口語訳 神道五部書 御鎮座次第記 その十 豊受大神
天照坐止由氣皇太神(あまてらしますとゆけのすめおほみかみ)一座度會(わたらひ)郡山田原(やまだがはら)に御鎭座する。
神宮に傳はる古文書によると、昔、水の德がまだ現れてをらず、天地がまだ出來てゐなかつた時、瑞八坂瓊之曲玉(みづのやさかにのまがたま)を九宮貴神壇(きうきうきしんだん)にささげると、水が變化して天地となつた。天地が起つて人間も生まれた。
この水德の名を天御中主神(あめのみなかぬしのかみ)と申す。故に幾度となく變化する水の德を受け、命を續ける術(食糧を生産すること)をも生んだ。だから別名を御饌都神(みけつかみ 食の神といふ意味である。)とも申すのである。
解說
九宮といふ言葉が原文に現れてゐるが、これは道敎の九宮貴神のことである。九宮貴神とは、太一(たいいち 北極星である。)、攝提(せつてい 北斗七星のうち柄の方の三星)、軒轅(けんえん 黃帝)、招搖(せうえう)、天符(てんぷ)、青龍(せいりう)、咸池(かんち)、太陰(たいいん)、天一(てんいつ)のことである。

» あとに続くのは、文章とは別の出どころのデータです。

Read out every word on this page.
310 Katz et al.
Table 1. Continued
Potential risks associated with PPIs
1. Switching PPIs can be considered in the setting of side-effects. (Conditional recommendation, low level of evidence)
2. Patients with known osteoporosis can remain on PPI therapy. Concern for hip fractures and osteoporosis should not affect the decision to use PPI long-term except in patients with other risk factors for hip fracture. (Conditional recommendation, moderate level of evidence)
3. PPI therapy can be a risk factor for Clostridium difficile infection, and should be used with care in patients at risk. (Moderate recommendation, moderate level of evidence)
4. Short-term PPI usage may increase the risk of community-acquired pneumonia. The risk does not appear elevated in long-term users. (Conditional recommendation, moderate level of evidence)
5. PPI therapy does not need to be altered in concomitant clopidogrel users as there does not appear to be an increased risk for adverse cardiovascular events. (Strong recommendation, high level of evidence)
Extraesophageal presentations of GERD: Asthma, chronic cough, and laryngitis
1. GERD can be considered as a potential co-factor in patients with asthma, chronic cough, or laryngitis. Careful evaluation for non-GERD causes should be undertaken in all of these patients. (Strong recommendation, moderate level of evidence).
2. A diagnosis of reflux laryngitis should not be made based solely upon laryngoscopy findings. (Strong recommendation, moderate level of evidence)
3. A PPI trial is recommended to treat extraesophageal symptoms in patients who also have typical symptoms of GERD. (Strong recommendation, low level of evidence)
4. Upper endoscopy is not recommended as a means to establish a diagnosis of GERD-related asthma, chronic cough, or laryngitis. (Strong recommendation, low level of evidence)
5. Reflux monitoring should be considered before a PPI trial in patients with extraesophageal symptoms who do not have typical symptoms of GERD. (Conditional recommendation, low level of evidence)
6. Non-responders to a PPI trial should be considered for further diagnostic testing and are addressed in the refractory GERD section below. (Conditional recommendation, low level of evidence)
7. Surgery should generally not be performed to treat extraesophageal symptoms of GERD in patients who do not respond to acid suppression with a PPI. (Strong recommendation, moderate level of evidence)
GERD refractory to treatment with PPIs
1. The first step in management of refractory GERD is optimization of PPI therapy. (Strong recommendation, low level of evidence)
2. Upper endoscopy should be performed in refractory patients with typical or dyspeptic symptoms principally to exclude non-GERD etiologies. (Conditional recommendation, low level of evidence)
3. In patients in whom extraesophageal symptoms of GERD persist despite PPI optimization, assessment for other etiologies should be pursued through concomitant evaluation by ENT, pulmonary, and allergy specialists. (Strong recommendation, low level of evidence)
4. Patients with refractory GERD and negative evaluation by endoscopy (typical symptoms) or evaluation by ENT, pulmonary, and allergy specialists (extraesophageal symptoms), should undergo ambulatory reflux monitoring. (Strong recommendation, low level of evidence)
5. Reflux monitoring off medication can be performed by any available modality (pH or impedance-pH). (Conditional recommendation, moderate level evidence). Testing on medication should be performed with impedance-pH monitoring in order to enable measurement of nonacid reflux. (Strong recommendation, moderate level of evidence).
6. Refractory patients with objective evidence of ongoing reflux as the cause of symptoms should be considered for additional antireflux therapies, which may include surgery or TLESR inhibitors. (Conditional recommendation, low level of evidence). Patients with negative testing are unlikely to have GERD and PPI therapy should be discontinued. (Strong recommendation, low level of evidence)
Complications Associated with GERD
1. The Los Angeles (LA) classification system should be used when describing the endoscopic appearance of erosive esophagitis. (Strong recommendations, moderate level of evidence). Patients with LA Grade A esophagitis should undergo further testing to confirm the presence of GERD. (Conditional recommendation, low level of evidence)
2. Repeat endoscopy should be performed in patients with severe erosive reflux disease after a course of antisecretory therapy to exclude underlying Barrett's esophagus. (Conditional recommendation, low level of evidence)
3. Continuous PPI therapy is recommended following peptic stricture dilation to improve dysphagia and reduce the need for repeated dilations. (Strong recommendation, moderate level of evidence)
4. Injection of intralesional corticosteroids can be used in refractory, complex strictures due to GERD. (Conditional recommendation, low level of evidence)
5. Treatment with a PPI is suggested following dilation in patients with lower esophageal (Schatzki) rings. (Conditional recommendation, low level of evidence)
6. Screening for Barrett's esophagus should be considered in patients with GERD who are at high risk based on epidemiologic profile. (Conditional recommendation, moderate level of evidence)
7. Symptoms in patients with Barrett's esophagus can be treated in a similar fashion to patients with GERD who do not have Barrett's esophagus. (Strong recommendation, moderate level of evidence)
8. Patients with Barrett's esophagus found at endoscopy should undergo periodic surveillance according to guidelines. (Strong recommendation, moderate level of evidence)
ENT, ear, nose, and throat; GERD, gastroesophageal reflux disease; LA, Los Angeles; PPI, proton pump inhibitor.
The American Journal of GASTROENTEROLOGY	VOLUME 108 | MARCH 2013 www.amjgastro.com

この九宮の話も後の時代に紛れ込んだ部分であることに相違なく、天地が出來てをらず、人もゐないのに誰が九宮貴神壇に曲玉を捧げたのかといふことになる。明かな矛盾である。
ここで大切なことは、天御中主神(あめのみなかぬしのかみ)が水の德(惠み)の神であるといふことである。これも陰陽五行說の影響があると考へられるが、豐受大神が水の德を持つといふことの眞僞はわからない。
尚書(しやうしよ)に洪範九疇(こうはんきうちう)といふ漢國の法が載つてをり、その九つのうちの第一が五行である。
一五行。一曰。水。二曰。火。三曰。木。四曰。金。五曰。土。(第一は五行。一に水、二に火、三に木、四に金、五に土である。)
日本書紀も古事記も、この五部書もさうであるが、宇宙の原始を記す時は漢籍からの引用が多い。
また、この書では豐受大神を天御中主神と同一神としてゐるが、これは伊勢神道に特殊の考へであり、外宮の神主家の度會(わたらひ)氏が外宮の地位を上げようとして捏造したと考へられてゐる。復古神道や今日の神道では完全に否定されてゐる。